There was strong support Tuesday night for the city to build a bike park as part of an ongoing effort to redesign Santa Rita and Cundiff parks on the south end of Durango.
The BMX track at Cundiff is over capacity because the BMX team shares it with the Durango DEVO cyclists, who use it for training, said Travis Brown, a DEVO board member and cycling advocate. The cycling community needs a pump track for cyclists of different skill levels to practice, he said.
“We cannot wait for 10 or 15 years,” Brown said.
Although the city plans to explore building a bike park on Ewing Mesa, southeast of downtown Durango, that idea would take longer to plan than it would to upgrade cycling options at Cundiff.
The city is asking residents for ideas about how to redesign the two parks in tandem because they are linked by a short stretch of the Animas River Trail.
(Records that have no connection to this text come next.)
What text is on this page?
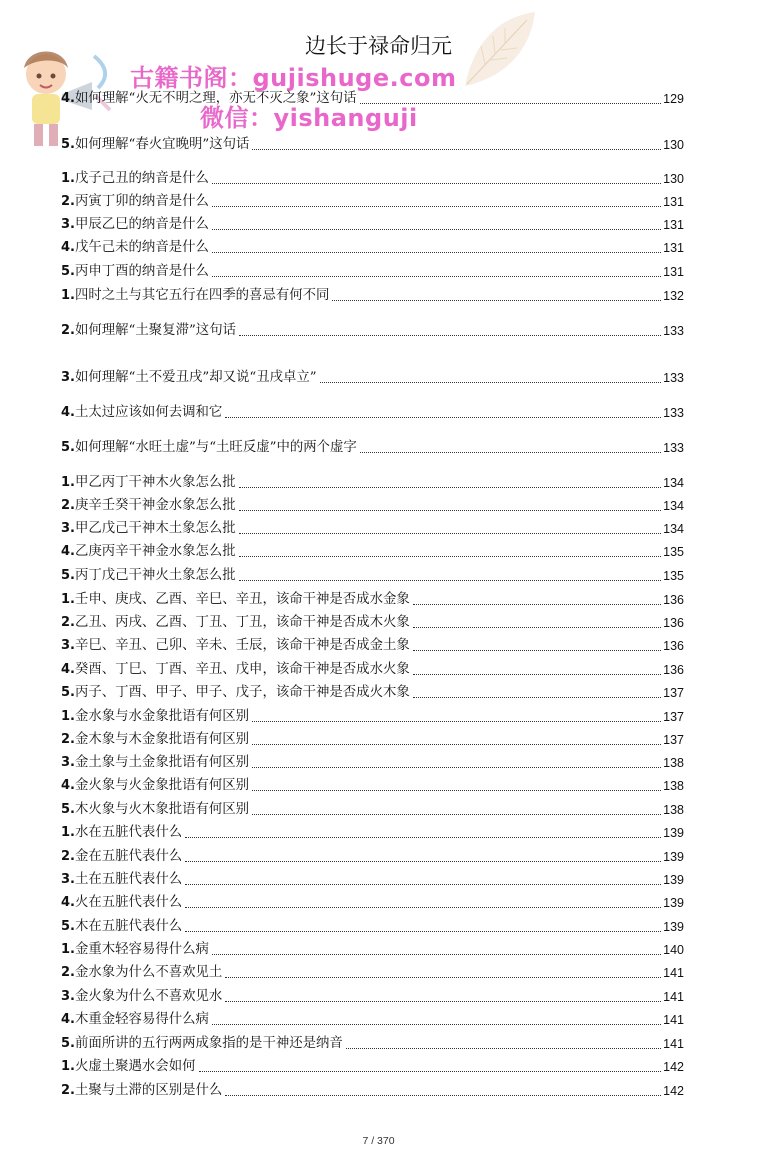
边长于禄命归元
古籍书阁：gujishuge.com
微信：yishanguji
4. 如何理解“火无不明之理，亦无不灭之象”这句话	129
5. 如何理解“春火宜晚明”这句话	130
1. 戊子己丑的纳音是什么	130
2. 丙寅丁卯的纳音是什么	131
3. 甲辰乙巳的纳音是什么	131
4. 戊午己未的纳音是什么	131
5. 丙申丁酉的纳音是什么	131
1. 四时之土与其它五行在四季的喜忌有何不同	132
2. 如何理解“土聚复滞”这句话	133
3. 如何理解“土不爱丑戌”却又说“丑戌卓立”	133
4. 土太过应该如何去调和它	133
5. 如何理解“水旺土虚”与“土旺反虚”中的两个虚字	133
1. 甲乙丙丁干神木火象怎么批	134
2. 庚辛壬癸干神金水象怎么批	134
3. 甲乙戊己干神木土象怎么批	134
4. 乙庚丙辛干神金水象怎么批	135
5. 丙丁戊己干神火土象怎么批	135
1. 壬申、庚戌、乙酉、辛巳、辛丑，该命干神是否成水金象	136
2. 乙丑、丙戌、乙酉、丁丑、丁丑，该命干神是否成木火象	136
3. 辛巳、辛丑、己卯、辛未、壬辰，该命干神是否成金土象	136
4. 癸酉、丁巳、丁酉、辛丑、戊申，该命干神是否成水火象	136
5. 丙子、丁酉、甲子、甲子、戊子，该命干神是否成火木象	137
1. 金水象与水金象批语有何区别	137
2. 金木象与木金象批语有何区别	137
3. 金土象与土金象批语有何区别	138
4. 金火象与火金象批语有何区别	138
5. 木火象与火木象批语有何区别	138
1. 水在五脏代表什么	139
2. 金在五脏代表什么	139
3. 土在五脏代表什么	139
4. 火在五脏代表什么	139
5. 木在五脏代表什么	139
1. 金重木轻容易得什么病	140
2. 金水象为什么不喜欢见土	141
3. 金火象为什么不喜欢见水	141
4. 木重金轻容易得什么病	141
5. 前面所讲的五行两两成象指的是干神还是纳音	141
1. 火虚土聚遇水会如何	142
2. 土聚与土滞的区别是什么	142
7 / 370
“We are looking at that whole corridor and how it ties together,” said Walter Christensen, a landscape architect with DHM Design, to a crowd of about 80 people at Tuesday night’s public meeting. The city contracted the company to design the parks.
Christensen encouraged the crowd to think about the big picture and how the use of one park might influence plans for the other.
“These parks don’t have to be one thing. They can create a diverse experience for the whole community,” he said.
For example, between the parks along the Animas River Trail, the city could install features such as exercise equipment, art installations or signs that would draw people down the trail, he said.
The parks could also have interdependent parking. Ample parking in Santa Rita could be used as overflow for an event happening in Cundiff Park.
Ken White, president of the Rivergate Lofts homeowners association, suggested building an amphitheater at Cundiff that would face the river bank so that attendees could look out over the river.
Development at both parks will likely be completed in phases, and the designs will help determine the budget, said Scott Chism, the city’s landscape architect. Reconstruction of Santa Rita Park, along Camino del Rio, is expected to start in 2019 after the major work at the wastewater treatment facility is finished.
Construction has overtaken the large grassy field at Santa Rita, but that will be restored in some way to the park system, and the city wants to determine now how it should be used.
Much of Cundiff Park is dominated by a parking lot, a BMX track and a bridge. The BMX track is likely to remain in the park for the next 10 years, but it could be reoriented within the park, Chism said.
Durango resident Gregg Dubit said he supported a variety of uses at both parks. But in the short term, he wants the city to mitigate dust and upgrade the roads and bathrooms at Cundiff.
“These are highly used parks and they need some improvement,” he said.